Die Gefahren für den Weltfußball sind freilich nicht nur bei einer selbstherrlichen und hochkorrupten FIFA-Gang und ihrem durchgeknallten Schweizer Anführer zu suchen. Am hybriden System Weltfußball verdienen Potentaten, Multimillionäre, skrupellose Geschäftemacher und Kriminelle jedweder Couleur. TV-Verantwortliche sind unablässig an der Expansion des Systems beteiligt, indem sie grenzenlos Unsummen für Übertragungsrechte zahlen. Von Politikern nicht zu reden, die lieber Einlass in Spielerkabinen begehren, statt sich einen kritischen Blick auf die Grauzone der Fußballszene zu leisten. Das von der Europäischen Kommission vorgelegte Weißbuch des Sports benennt die Herausforderungen des Kicksports als Folge seiner Kommerzialisierung: „Ausbeutung von Minderjährigen, Doping, Korruption, Rassismus, illegale Wetten, Gewalt und Geldwäsche“.[4]
Die WM in Brasilien könnte jedoch einen Wendepunkt der Fehlentwicklung markieren. Dafür bedarf es zunächst einer restlosen juristischen Aufklärung der WM-Vergabe an Katar und einer Neuausschreibung für das Turnier 2022. Neue Verfahren für die Vergabe von großen Turnieren sind vonnöten. Amtszeit- und Altersbeschränkungen in der FIFA müssen eingeführt, die Transparenz zu Bezügen der Funktionäre endlich umgesetzt werden.

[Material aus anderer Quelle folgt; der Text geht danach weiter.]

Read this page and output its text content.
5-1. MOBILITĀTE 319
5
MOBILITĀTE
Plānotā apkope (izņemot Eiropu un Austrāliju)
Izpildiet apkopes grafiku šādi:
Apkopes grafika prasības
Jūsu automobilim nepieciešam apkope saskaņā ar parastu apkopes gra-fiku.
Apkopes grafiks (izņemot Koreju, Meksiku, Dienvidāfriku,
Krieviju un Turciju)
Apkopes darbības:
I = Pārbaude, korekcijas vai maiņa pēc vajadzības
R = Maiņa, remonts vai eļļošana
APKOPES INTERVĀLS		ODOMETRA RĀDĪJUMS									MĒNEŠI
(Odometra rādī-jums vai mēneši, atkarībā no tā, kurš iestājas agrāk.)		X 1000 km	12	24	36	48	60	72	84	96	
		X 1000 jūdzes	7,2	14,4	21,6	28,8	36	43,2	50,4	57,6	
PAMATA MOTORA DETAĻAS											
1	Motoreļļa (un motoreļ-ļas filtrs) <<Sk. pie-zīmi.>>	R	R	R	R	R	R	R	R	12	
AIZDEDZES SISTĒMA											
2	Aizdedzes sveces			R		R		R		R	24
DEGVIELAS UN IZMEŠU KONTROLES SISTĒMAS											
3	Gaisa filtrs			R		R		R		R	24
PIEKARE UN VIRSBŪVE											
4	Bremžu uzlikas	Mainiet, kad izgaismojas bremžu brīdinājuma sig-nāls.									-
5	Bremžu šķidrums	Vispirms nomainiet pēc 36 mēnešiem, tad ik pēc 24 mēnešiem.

Die Reform des organisierten Weltfußballs findet sicher nur mit einem neuen Präsidenten statt. Doch der 78jährige Blatter bastelt schon an seiner fünften Amtszeit. Und solange fast alle am Fußball Beteiligten vom System FIFA profitieren, dürfte sich so rasch nichts entscheidend ändern, auch wenn die greise, korrupte Funktionärswelt künftig immer mehr mit der unbequemen Kampagnenrasanz lokaler Basisentscheider und Internetaktivisten zu rechnen hat. Fest steht: So einfach, wie ein ARD-Reporter das frühe Ausscheiden des „filetierten“ (!) Titelverteidigers Spanien kommentierte, wird es mit einer grundlegenden Veränderung im Weltfußball nicht gehen: „Irgendwann, dann kommt die Zeit, da wird der Stecker gezogen.“
[1] Peter Körte, Endspiel, in: „Frankfurter Allgemeine Zeitung“, 8.6.2014.
[2] Philipp May, Brasiliens Belastung, „Deutschlandfunk. Themen der Woche“, 14.6.2014.
[3] Christiane Eisenberg, FIFA 1904-2004. 100 Jahre Weltfußball, Göttingen 2004.
[4] Weißbuch Sport, Vorlage der Europäischen Kommission vom 11.7.2007.